Willy Bolliger

Willy Bolliger wohnt in Olten, ist verheiratet und hat vier erwachsene Kinder. Er wurde 1942 geboren, wuchs mit vier Geschwistern auf dem elterlichen Bauernhof auf und schloss 1962 die Mechaniker-Lehre ab. Parallel zur beruflichen Tätigkeit als Werkzeugmacher wandte er sich einer Elektronikausbildung zu, die es ihm dann ermöglichte, eine interessante, abwechslungsreiche Tätigkeit im Aussendienst anzunehmen.

Schon als Jugendlicher spielte er Blechblasinstrumente. Nebenberuflich besuchte er Bläser- und Dirigierkurse beim EMV.  Da ihn die Musik immer mehr in Bann zog, entschloss er sich zum Berufsstudium an der Musikakademie Basel, Abteilung Orchesterschule, im Hauptfach Fagott. Gegen 1970 erfolgte ein Wechsel des Studienplatzes ans Konservatorium Luzern. In diese Zeit fiel die Gründung der „Camerata Luzern“, eine Septett-Formation junger Musikstudenten des Konservatoriums Luzern, dessen Gründungsmitglied er war. Ferner spielte er als langjähriges Mitglied im „Raicha-Bläserquintett“ Luzern mit.

Im Frühling 1972 erfolgte der Diplomabschluss als Blasmusikdirigent und anschliessend daran ein Studienjahr in Paris, das sich ganz auf das Fagottspiel konzentrierte.

1974 war der Stellenantritt als Musiklehrer an der Städt. Musikschule Olten und gleichzeitig wurde ihm die Stelle als Solo-Fagottist im Aargauer Sinfonieorchester angeboten. Eine rege Konzerttätigkeit im In- und Ausland schlossen sich an.
1984 wurde er zum Musikschulleiter gewählt. Infolge dieser Herausforderung  gab er die Orchesterstelle und den Fagottunterricht an den Kantonsschulen Aarau und Olten auf. Die Leitung der Musikschule hatte er bis zur vorzeitigen Pensionierung im Februar 2003 inne.

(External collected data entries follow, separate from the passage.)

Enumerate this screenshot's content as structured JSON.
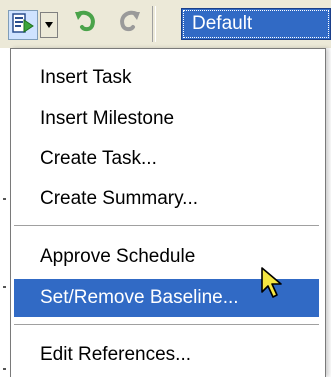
{
  "toolbar": {
    "task_icon": "task-bar-icon",
    "dropdown_icon": "chevron-down-icon",
    "undo_icon": "undo-icon",
    "redo_icon": "redo-icon",
    "view_select_value": "Default"
  },
  "menu": {
    "items": [
      {
        "label": "Insert Task"
      },
      {
        "label": "Insert Milestone"
      },
      {
        "label": "Create Task..."
      },
      {
        "label": "Create Summary..."
      },
      {
        "label": "Approve Schedule"
      },
      {
        "label": "Set/Remove Baseline...",
        "selected": true
      },
      {
        "label": "Edit References..."
      }
    ]
  },
  "colors": {
    "selection": "#316ac5",
    "toolbar_bg": "#ece9d8",
    "undo_green": "#4aa34a",
    "redo_gray": "#9a9a9a"
  }
}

Nach dem Ableben seines Schwiegervaters im Jahre 1979 wurde er von der christkatholischen Kirche Olten zum Kirchenchordirigenten berufen und bildete sich anschliessend an der Kirchenmusikschule Luzern zum Kirchenmusiker aus.

Im Jahre 1984 lernte er das Gnadenwerk St. Michael von Dozwil kennen, dem er von Anfang an mit Überzeugung verbunden war. Daselbst stellte er sich im freiwilligen Dienst dem Musikwesen zur Verfügung und leitete von 1990 bis zu seiner Berufung zum Priester im Februar 2003, Blasmusik, Chor und Orchester der St. Michaelsvereinigung Dozwil.

Thomas Graber

Thomas Graber wohnt in Rorschacherberg, ist verheiratet und Vater von drei erwachsenen Kindern. Er wurde 1951 geboren und wuchs zusammen mit fünf Geschwistern auf einem Bauernhof auf.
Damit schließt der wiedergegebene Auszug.